Created on 2018-02-23 by the reprex package (v0.2.0).


#11

Thanks, Mara. By the way the your notes on filter and later notes on mutate_if did in fact help me a lot. What I am doing is: for a model that throws an exception if any of the inputs are NA do the following: 1) make all the inputs not NA 2) go back and make the model predictions NA on rows that were altered in step 1. With everybody’s help here I can now do this by adding row-ids and doing a join (not bad!). However, if there is a quick performant way to land a column saying which rows got altered that would be even better (and fun to teach).

So long-winded: thanks!


#12

check out tidyr::drop_na(). I think it covers both complete.cases() and na.omit()


#13

Thanks. I see how tidyr::drop_na() can filter down to complete rows.
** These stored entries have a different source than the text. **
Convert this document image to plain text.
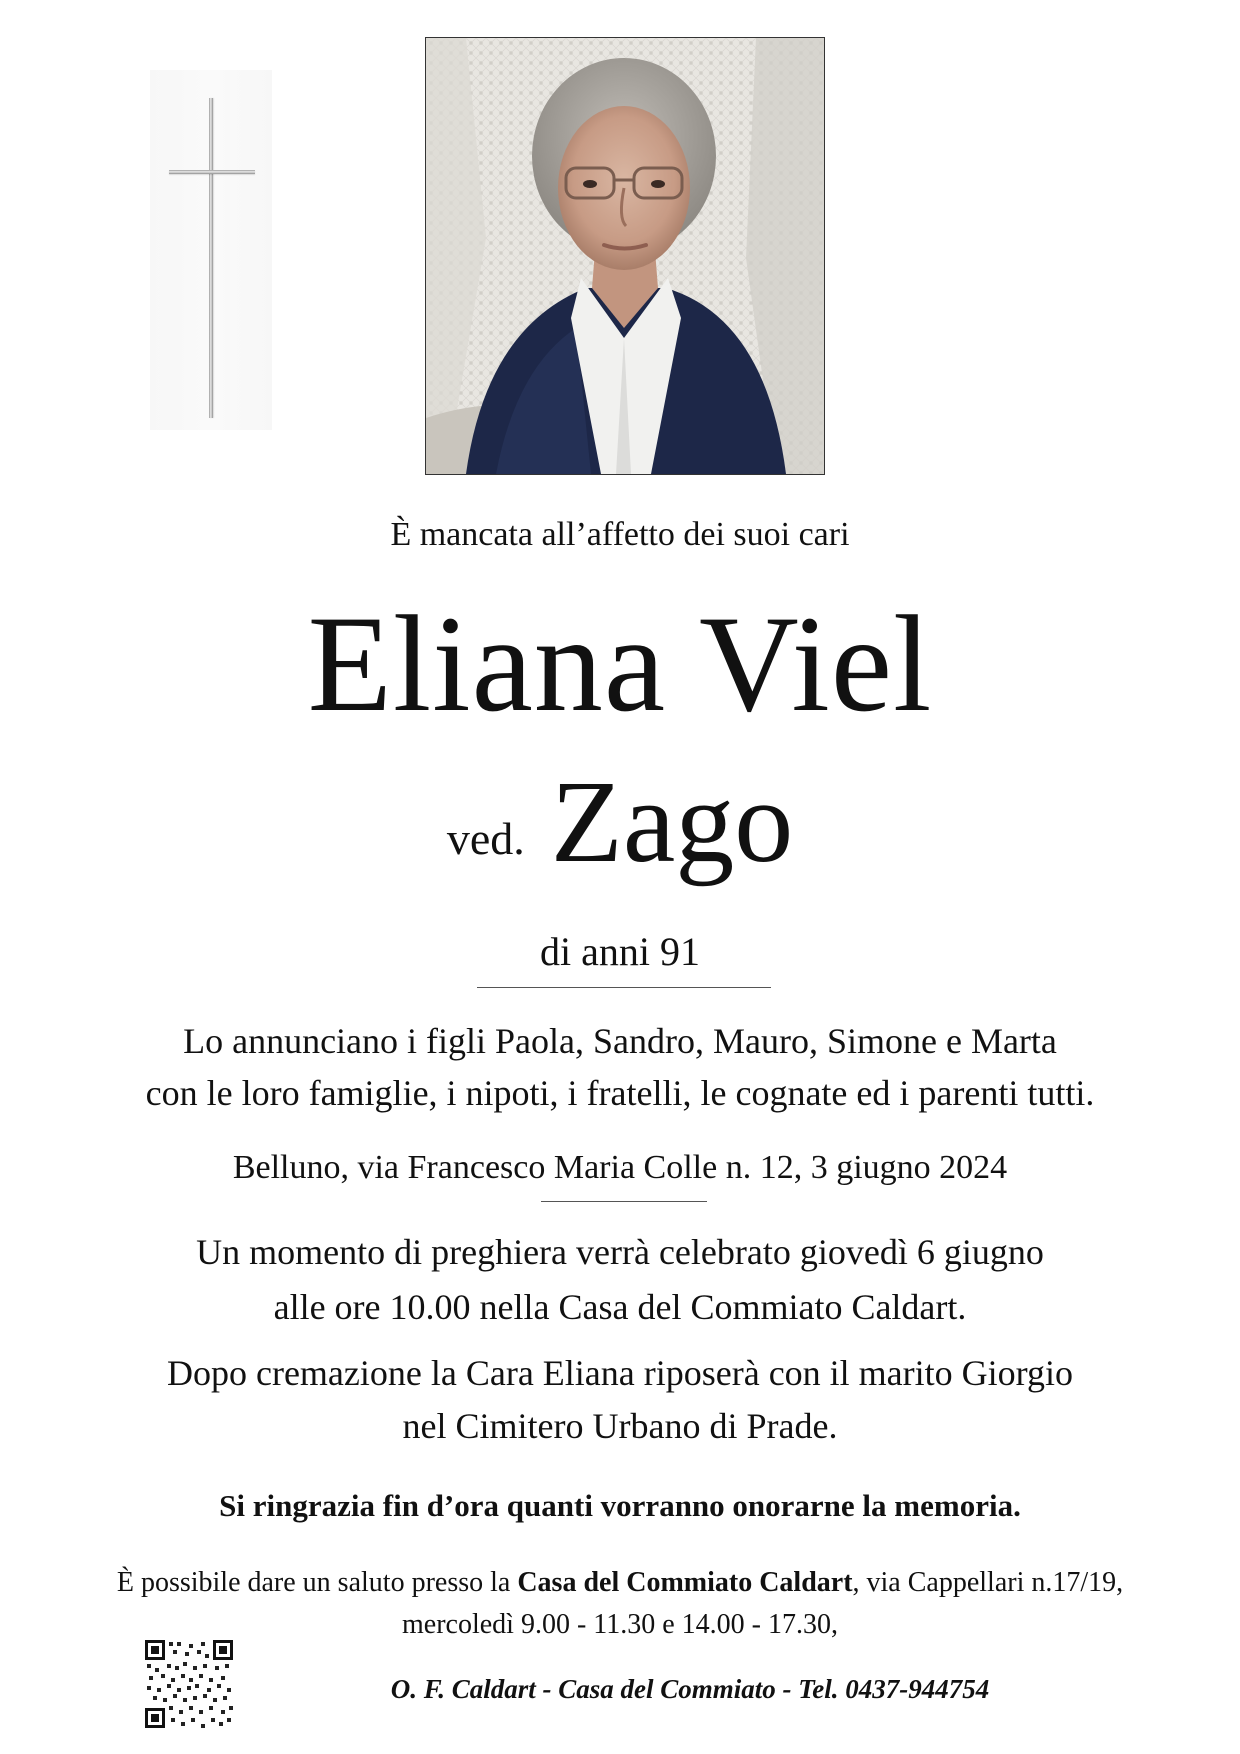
È mancata all’affetto dei suoi cari
Eliana Viel
ved. Zago
di anni 91
Lo annunciano i figli Paola, Sandro, Mauro, Simone e Marta
con le loro famiglie, i nipoti, i fratelli, le cognate ed i parenti tutti.
Belluno, via Francesco Maria Colle n. 12, 3 giugno 2024
Un momento di preghiera verrà celebrato giovedì 6 giugno
alle ore 10.00 nella Casa del Commiato Caldart.
Dopo cremazione la Cara Eliana riposerà con il marito Giorgio
nel Cimitero Urbano di Prade.
Si ringrazia fin d’ora quanti vorranno onorarne la memoria.
È possibile dare un saluto presso la Casa del Commiato Caldart, via Cappellari n.17/19,
mercoledì 9.00 - 11.30 e 14.00 - 17.30,
O. F. Caldart - Casa del Commiato - Tel. 0437-944754
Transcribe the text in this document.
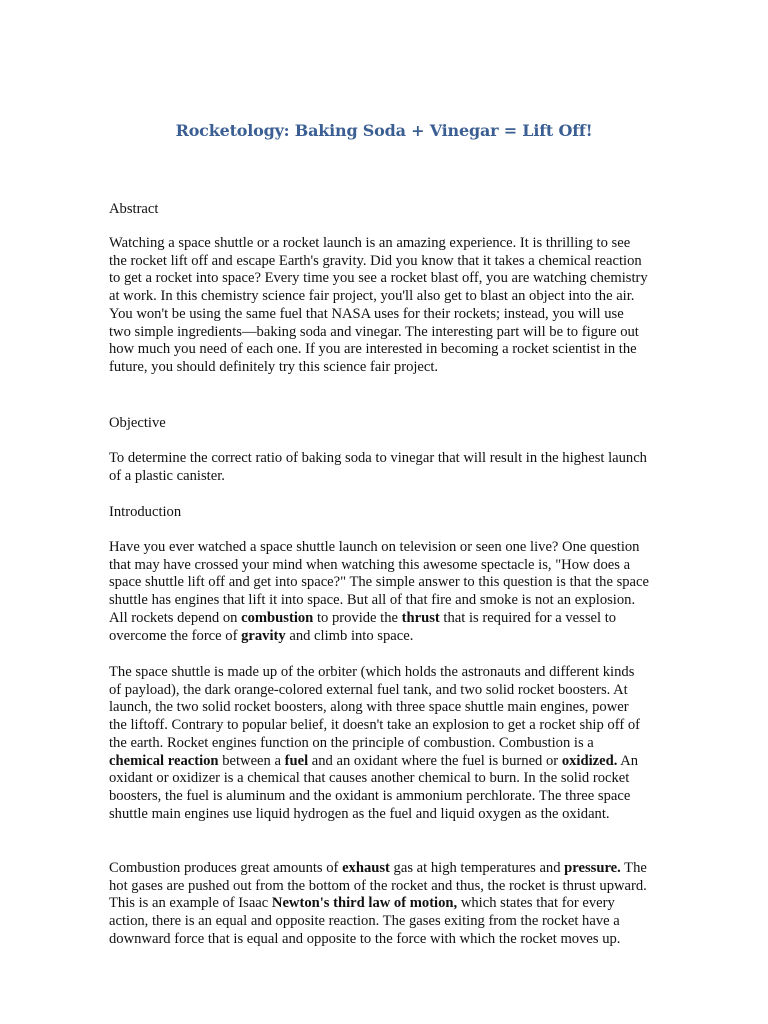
Rocketology: Baking Soda + Vinegar = Lift Off!

Abstract

Watching a space shuttle or a rocket launch is an amazing experience. It is thrilling to see the rocket lift off and escape Earth's gravity. Did you know that it takes a chemical reaction to get a rocket into space? Every time you see a rocket blast off, you are watching chemistry at work. In this chemistry science fair project, you'll also get to blast an object into the air. You won't be using the same fuel that NASA uses for their rockets; instead, you will use two simple ingredients—baking soda and vinegar. The interesting part will be to figure out how much you need of each one. If you are interested in becoming a rocket scientist in the future, you should definitely try this science fair project.

Objective

To determine the correct ratio of baking soda to vinegar that will result in the highest launch of a plastic canister.

Introduction

Have you ever watched a space shuttle launch on television or seen one live? One question that may have crossed your mind when watching this awesome spectacle is, "How does a space shuttle lift off and get into space?" The simple answer to this question is that the space shuttle has engines that lift it into space. But all of that fire and smoke is not an explosion. All rockets depend on combustion to provide the thrust that is required for a vessel to overcome the force of gravity and climb into space.

The space shuttle is made up of the orbiter (which holds the astronauts and different kinds of payload), the dark orange-colored external fuel tank, and two solid rocket boosters. At launch, the two solid rocket boosters, along with three space shuttle main engines, power the liftoff. Contrary to popular belief, it doesn't take an explosion to get a rocket ship off of the earth. Rocket engines function on the principle of combustion. Combustion is a chemical reaction between a fuel and an oxidant where the fuel is burned or oxidized. An oxidant or oxidizer is a chemical that causes another chemical to burn. In the solid rocket boosters, the fuel is aluminum and the oxidant is ammonium perchlorate. The three space shuttle main engines use liquid hydrogen as the fuel and liquid oxygen as the oxidant.

Combustion produces great amounts of exhaust gas at high temperatures and pressure. The hot gases are pushed out from the bottom of the rocket and thus, the rocket is thrust upward. This is an example of Isaac Newton's third law of motion, which states that for every action, there is an equal and opposite reaction. The gases exiting from the rocket have a downward force that is equal and opposite to the force with which the rocket moves up.
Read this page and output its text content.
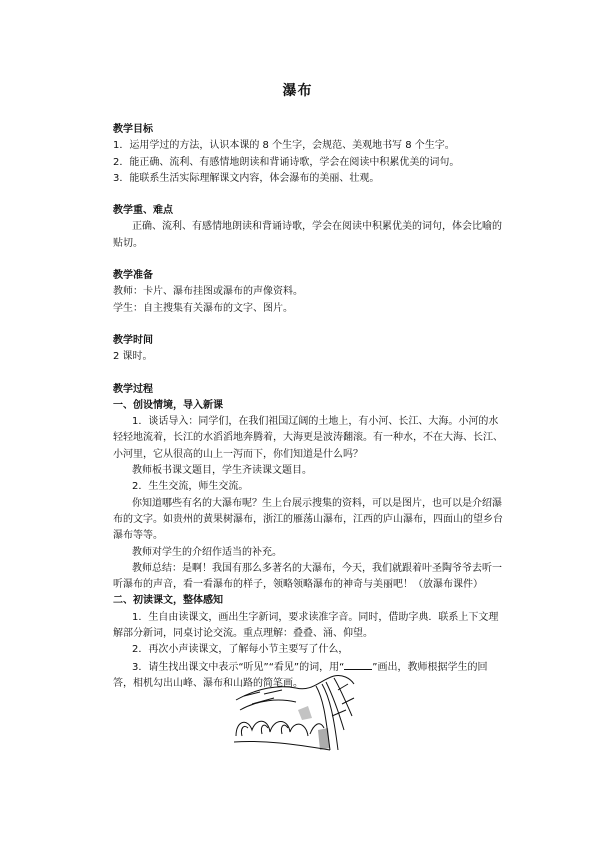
瀑布

教学目标

1．运用学过的方法，认识本课的 8 个生字，会规范、美观地书写 8 个生字。

2．能正确、流利、有感情地朗读和背诵诗歌，学会在阅读中积累优美的词句。

3．能联系生活实际理解课文内容，体会瀑布的美丽、壮观。

教学重、难点

正确、流利、有感情地朗读和背诵诗歌，学会在阅读中积累优美的词句，体会比喻的贴切。

教学准备

教师：卡片、瀑布挂图或瀑布的声像资料。

学生：自主搜集有关瀑布的文字、图片。

教学时间

2 课时。

教学过程

一、创设情境，导入新课

1．谈话导入：同学们，在我们祖国辽阔的土地上，有小河、长江、大海。小河的水轻轻地流着，长江的水滔滔地奔腾着，大海更是波涛翻滚。有一种水，不在大海、长江、小河里，它从很高的山上一泻而下，你们知道是什么吗？

教师板书课文题目，学生齐读课文题目。

2．生生交流，师生交流。

你知道哪些有名的大瀑布呢？生上台展示搜集的资料，可以是图片，也可以是介绍瀑布的文字。如贵州的黄果树瀑布，浙江的雁荡山瀑布，江西的庐山瀑布，四面山的望乡台瀑布等等。

教师对学生的介绍作适当的补充。

教师总结：是啊！我国有那么多著名的大瀑布，今天，我们就跟着叶圣陶爷爷去听一听瀑布的声音，看一看瀑布的样子，领略领略瀑布的神奇与美丽吧！（放瀑布课件）

二、初读课文，整体感知

1．生自由读课文，画出生字新词，要求读准字音。同时，借助字典．联系上下文理解部分新词，同桌讨论交流。重点理解：叠叠、涌、仰望。

2．再次小声读课文，了解每小节主要写了什么，

3．请生找出课文中表示“听见”“看见”的词，用“	”画出，教师根据学生的回答，相机勾出山峰、瀑布和山路的简笔画。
But I do not see how it makes landing a column indicating which rows are complete (something one can do with complete.cases()) easy.


#14

If the code needs to run on a database, then I would probably build it like this

complete_cases <- db %>% filter_all(any_vars(is.na(.))) %>% pull(rowid)
db %>% mutate(is_complete_case = rowid %in% complete_cases)

Or, depending on your backend and needs, you might use a join instead of pull

complete_cases <- db %>% 
    filter_all(any_vars(is.na(.))) %>% 
    select(rowid) %>% mutate(complete = TRUE)
db %>% 
    left_join(complete_cases) %>% 
    mutate_at(vars(complete), funs(coalesce(., FALSE))